И тут Геллерт вспомнил. А вспомнив, едва не выдал свои эмоции, которые прорвались наружу тихим незаметным выдохом.
Гейсы. Гейсы, прямо как в преданиях.
Когда они вдвоём только приблизились к холму, Ньют оговорился про запрет, касающийся его лично. Он может сколько угодно врать про плохие приметы, придумывать оправдания, но единственное пока разумное объяснение его словам было одно: на Ньюта наложены гейсы, воспрещающие ему ряд каких-то определённых действий. Например, обходить Тару по левой стороне. И, возможно, останавливаться в пустом доме. Если так, то кто же Ньют?
Геллерт опять посмотрел на него исподтишка. Скамандер надламывал ломоть хлеба, выглядя обыденно. Ничего особенного — всё та же несуразность, сгорбленные плечи, россыпь веснушек по щекам и плечам. Веснушки сбегали под рубашку, а потом их снова обнажал закатанный рукав. Геллерт проследил их до запястья руки, которой Ньют бездумно тронул жёлудь на нитке.

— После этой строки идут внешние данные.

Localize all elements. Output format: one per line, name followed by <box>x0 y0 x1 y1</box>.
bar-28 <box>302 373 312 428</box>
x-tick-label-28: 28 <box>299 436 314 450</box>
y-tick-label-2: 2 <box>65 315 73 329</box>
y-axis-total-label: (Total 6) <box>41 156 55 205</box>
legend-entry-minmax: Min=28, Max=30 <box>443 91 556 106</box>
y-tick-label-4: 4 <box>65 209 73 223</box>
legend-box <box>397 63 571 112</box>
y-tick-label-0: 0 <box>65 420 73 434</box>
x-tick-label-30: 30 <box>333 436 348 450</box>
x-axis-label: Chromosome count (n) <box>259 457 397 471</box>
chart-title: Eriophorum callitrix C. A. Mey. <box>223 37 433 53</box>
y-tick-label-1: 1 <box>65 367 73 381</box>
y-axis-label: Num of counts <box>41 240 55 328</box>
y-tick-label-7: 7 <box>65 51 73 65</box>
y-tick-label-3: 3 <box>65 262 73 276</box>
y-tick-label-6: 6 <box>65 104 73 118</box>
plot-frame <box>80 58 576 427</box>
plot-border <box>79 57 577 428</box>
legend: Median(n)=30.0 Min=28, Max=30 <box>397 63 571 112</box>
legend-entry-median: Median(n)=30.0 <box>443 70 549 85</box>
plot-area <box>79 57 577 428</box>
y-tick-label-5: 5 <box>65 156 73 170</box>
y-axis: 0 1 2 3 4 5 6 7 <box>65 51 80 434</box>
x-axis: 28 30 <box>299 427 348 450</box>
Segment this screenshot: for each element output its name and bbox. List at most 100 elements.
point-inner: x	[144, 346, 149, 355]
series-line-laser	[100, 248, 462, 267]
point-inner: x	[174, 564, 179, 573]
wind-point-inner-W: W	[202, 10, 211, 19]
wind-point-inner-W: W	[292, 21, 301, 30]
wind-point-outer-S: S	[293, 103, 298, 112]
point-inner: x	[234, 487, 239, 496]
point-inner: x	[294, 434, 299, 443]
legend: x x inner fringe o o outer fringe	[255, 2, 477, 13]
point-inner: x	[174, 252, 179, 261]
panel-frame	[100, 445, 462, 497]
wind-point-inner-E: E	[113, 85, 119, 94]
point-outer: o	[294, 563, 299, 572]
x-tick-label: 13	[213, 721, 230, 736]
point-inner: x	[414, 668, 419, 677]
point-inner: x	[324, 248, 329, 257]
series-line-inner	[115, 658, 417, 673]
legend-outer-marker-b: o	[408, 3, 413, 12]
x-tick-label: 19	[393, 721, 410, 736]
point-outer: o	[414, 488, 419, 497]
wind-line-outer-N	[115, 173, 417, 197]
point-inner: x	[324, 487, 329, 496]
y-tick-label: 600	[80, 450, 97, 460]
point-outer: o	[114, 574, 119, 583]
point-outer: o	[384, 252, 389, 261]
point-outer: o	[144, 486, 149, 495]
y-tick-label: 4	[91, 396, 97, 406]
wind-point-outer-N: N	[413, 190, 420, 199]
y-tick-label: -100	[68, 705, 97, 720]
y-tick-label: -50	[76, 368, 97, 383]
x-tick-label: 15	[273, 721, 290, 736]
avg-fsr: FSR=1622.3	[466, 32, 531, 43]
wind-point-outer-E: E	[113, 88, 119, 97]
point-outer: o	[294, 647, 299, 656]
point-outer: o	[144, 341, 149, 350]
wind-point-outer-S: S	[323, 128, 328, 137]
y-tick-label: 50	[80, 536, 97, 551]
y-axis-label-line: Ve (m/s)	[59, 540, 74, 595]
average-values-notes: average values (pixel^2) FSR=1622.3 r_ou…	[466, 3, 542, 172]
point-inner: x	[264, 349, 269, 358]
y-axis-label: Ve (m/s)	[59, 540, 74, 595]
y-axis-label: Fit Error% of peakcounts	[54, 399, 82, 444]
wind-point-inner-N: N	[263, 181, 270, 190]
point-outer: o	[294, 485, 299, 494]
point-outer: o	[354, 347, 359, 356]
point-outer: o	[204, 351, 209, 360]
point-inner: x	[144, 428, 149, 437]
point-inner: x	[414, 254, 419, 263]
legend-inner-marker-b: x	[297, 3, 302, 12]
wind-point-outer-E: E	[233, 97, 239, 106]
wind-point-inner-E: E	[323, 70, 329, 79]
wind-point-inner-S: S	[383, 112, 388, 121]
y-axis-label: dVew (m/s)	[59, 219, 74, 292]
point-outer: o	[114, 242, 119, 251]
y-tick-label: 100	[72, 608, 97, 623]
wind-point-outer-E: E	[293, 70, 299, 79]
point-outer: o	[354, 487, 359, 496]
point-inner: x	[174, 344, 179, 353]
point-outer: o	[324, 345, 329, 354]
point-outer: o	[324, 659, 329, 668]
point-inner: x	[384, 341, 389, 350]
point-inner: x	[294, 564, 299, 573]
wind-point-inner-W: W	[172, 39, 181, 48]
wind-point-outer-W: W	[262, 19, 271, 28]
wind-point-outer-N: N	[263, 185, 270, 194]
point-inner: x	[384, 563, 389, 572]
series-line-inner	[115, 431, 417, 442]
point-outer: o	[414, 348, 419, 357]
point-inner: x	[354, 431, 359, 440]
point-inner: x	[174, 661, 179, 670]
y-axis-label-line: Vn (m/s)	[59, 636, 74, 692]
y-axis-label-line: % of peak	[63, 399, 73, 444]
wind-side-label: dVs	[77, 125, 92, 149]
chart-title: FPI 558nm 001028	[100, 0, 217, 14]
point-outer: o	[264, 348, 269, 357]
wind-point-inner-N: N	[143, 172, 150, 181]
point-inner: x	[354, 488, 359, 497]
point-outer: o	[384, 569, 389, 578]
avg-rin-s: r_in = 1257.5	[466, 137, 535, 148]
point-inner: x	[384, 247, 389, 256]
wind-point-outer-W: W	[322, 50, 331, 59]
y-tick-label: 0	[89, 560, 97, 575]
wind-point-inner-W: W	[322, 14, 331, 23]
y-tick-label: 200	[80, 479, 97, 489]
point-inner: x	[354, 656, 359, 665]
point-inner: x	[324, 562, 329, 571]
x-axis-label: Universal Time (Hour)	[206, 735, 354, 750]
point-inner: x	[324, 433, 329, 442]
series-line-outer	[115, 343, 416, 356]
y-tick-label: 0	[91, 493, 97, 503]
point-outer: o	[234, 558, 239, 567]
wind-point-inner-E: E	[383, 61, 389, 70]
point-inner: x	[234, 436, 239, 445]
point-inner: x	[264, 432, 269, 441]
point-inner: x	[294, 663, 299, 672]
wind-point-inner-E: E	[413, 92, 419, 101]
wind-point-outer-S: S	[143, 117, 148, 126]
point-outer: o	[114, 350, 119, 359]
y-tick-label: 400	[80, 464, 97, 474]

Как же звучала та молитва?.. «Во имя… во имя боли детей Дану…».
А ведь было ещё: «Хлеб я оставил под дубом в подношение богине».
Племена богини Дану. Мифический полубожественный народ, некогда правивший Ирландией.
Геллерт поднялся, отходя вглубь комнаты, где темнота могла милосердно скрыть его лицо. Пять секунд, и он придёт в себя.
Они и правда существуют. Туата де Дананн — не боги из преданий и не выдумка скучающих кельтских скотоводов. Ну что, Альбус? Кто в итоге оказался прав?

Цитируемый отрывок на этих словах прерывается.